Facilities Management

Creating, maintaining, renovating, and managing a housing department’s core facility infrastructure is essential for successful housing and residence life operations. This wide-ranging competency includes the knowledge and skills for strategic master planning and building capital projects, as well as the assessment and maintenance of existing facilities. It also includes sustainability initiatives and functions related to inventory control and materials handling. 

Fiscal Resources & Control

Overseeing substantial revenue and expenditures, housing and residence life operations require effective fiscal management. Managing those fiscal resources often begins with smaller and simpler budgets but can quickly escalate to deep and wide fiscal policy at more advanced career levels. These require an understanding of budget development, accounting practices, and policies for purchasing, contracting, and outsourcing.

Foundations

Regardless of their role within a campus housing and residence life department, the professional ultimately serves the philosophical underpinnings of student affairs and should reflect them in their practice. 

Human Resources

How individual staff time is allocated and the quality of that work has an unparalleled impact on a campus housing department. Focusing on the initial recruitment and selection of staff, providing orientation, education, and training, and completing comprehensive supervision and performance appraisal is critical to deploying a strong and effective staff.

Information Technology

Explores the rapidly changing role of technology in storing, retrieving, transmitting, and manipulating data and information within the context of campus housing operations. Specific skills within information technology include security, network and systems administration, computer support, and application selection.

Leadership

Leadership development includes a broad category of skills, knowledge, and competencies that are developed throughout the career trajectory. A significant part of leadership is designing and implementing a continued professional development plan.

Marketing

In an increasingly consumer-centric market, professionals must successfully plan, craft, and deploy messages about the value of campus housing and ways to become further engaged in campus communities. Marketing skills include the thoughtful planning and design of messages, and their strategic delivery through print, online, and other appropriate venues to the intended stakeholder.

Occupancy Management

Occupancy management is the fiscal keystone of any housing operation.

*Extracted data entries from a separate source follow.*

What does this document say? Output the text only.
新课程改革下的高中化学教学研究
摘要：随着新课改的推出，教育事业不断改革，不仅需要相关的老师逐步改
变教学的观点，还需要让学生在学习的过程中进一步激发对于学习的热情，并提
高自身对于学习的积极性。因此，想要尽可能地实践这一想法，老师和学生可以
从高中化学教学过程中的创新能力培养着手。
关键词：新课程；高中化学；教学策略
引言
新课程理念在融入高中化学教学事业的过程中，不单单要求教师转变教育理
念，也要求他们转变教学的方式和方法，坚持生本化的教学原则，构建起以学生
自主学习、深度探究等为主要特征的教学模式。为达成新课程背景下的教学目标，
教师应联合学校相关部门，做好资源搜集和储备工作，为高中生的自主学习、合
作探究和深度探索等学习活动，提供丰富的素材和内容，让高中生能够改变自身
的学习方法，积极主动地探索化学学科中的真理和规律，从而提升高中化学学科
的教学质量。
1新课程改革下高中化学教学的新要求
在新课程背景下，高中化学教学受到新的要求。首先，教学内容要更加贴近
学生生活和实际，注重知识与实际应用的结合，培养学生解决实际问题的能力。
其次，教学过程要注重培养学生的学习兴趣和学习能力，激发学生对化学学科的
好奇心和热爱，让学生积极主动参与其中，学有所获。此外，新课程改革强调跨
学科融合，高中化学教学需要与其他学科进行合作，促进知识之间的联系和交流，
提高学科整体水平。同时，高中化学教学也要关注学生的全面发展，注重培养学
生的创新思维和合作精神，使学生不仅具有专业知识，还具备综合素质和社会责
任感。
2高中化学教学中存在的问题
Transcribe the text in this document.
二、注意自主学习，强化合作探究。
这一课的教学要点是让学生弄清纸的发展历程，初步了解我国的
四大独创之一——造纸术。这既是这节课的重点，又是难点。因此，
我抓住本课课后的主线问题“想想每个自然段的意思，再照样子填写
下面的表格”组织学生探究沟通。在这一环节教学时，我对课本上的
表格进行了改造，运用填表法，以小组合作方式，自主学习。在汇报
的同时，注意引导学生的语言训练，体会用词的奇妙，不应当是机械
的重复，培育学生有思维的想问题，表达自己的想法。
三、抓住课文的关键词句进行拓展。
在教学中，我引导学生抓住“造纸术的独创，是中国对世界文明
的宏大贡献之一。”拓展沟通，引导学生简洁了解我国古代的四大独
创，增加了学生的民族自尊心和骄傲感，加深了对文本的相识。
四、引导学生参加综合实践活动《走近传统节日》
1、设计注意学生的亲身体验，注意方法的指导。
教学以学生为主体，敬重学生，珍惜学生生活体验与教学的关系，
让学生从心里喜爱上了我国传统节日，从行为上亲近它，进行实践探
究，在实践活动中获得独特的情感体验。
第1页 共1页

Maximizing space allocations in campus residential communities strengthens the housing and residence life operation. Occupancy management involves the strategic and practical aspects of space utilization, including contracts and lease agreements, room assignments, and forecasting short- and long-term housing trends.

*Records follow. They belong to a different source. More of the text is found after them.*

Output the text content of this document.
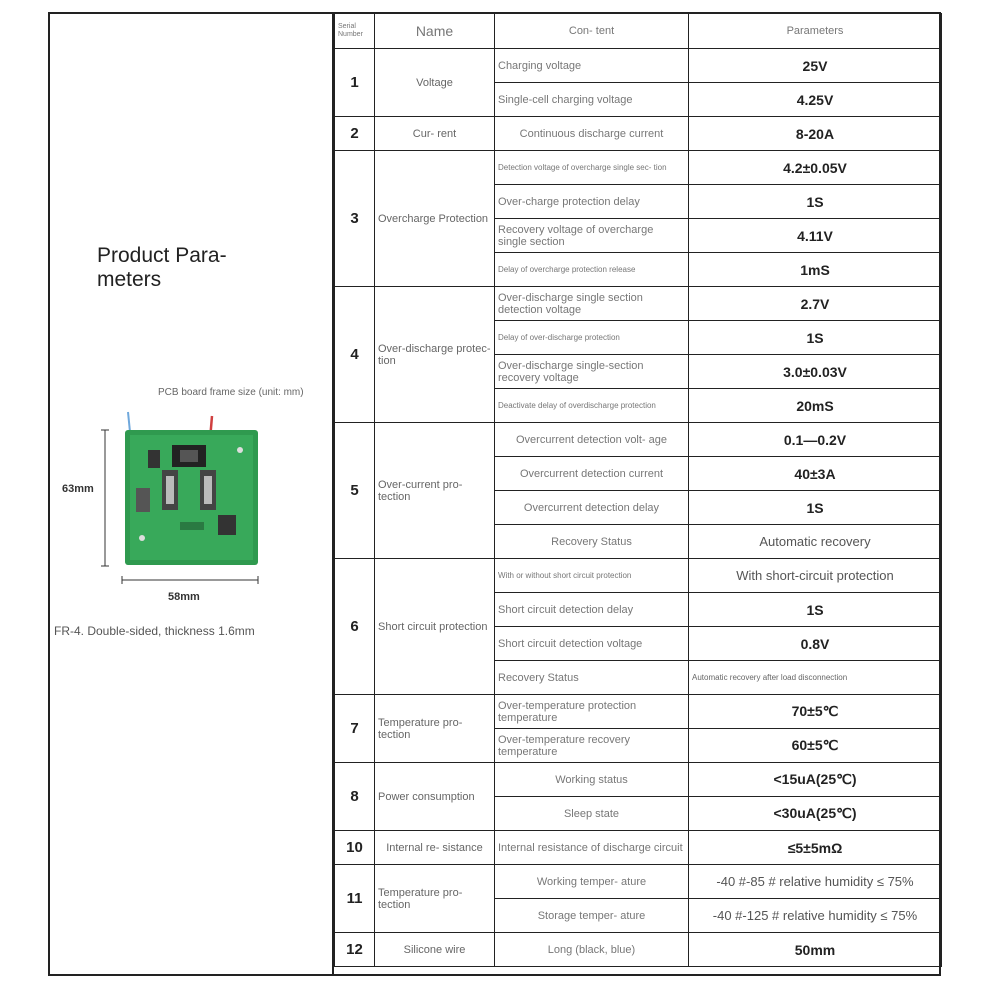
Product Para-
meters
PCB board frame size (unit: mm)
63mm
58mm
FR-4. Double-sided, thickness 1.6mm
Serial Number	Name	Con- tent	Parameters
1	Voltage	Charging voltage	25V
		Single-cell charging voltage	4.25V
2	Cur- rent	Continuous discharge current	8-20A
3	Overcharge Protection	Detection voltage of overcharge single sec- tion	4.2±0.05V
		Over-charge protection delay	1S
		Recovery voltage of overcharge single section	4.11V
		Delay of overcharge protection release	1mS
4	Over-discharge protec- tion	Over-discharge single section detection voltage	2.7V
		Delay of over-discharge protection	1S
		Over-discharge single-section recovery voltage	3.0±0.03V
		Deactivate delay of overdischarge protection	20mS
5	Over-current pro- tection	Overcurrent detection volt- age	0.1—0.2V
		Overcurrent detection current	40±3A
		Overcurrent detection delay	1S
		Recovery Status	Automatic recovery
6	Short circuit protection	With or without short circuit protection	With short-circuit protection
		Short circuit detection delay	1S
		Short circuit detection voltage	0.8V
		Recovery Status	Automatic recovery after load disconnection
7	Temperature pro- tection	Over-temperature protection temperature	70±5℃
		Over-temperature recovery temperature	60±5℃
8	Power consumption	Working status	<15uA(25℃)
		Sleep state	<30uA(25℃)
10	Internal re- sistance	Internal resistance of discharge circuit	≤5±5mΩ
11	Temperature pro- tection	Working temper- ature	-40 #-85 # relative humidity ≤ 75%
		Storage temper- ature	-40 #-125 # relative humidity ≤ 75%
12	Silicone wire	Long (black, blue)	50mm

Resident Educational Services

Addressing those aspects of residential life that promote personal growth, community building, and student advising, this competency is grounded in student development research, theories, and models exploring how college students grow and develop. It includes academic initiatives that integrate the academic experiences of students with their on-campus residential experiences, including the broad scope of residential academic support, living-learning programs, residential colleges, residential curriculum tutoring, peer mentoring programs, and other initiatives. In addition, it includes programs and services to train, supervise, and advance the role of undergraduate student leaders who serve as live-in resident assistants.

Student Behavior

To address potential inappropriate behavior, campus housing departments must establish and uphold conduct policies consistent with existing laws and administer them ethically and equitably. In addition, they must educate students on conflict resolution strategies and, when necessary, mediate those processes.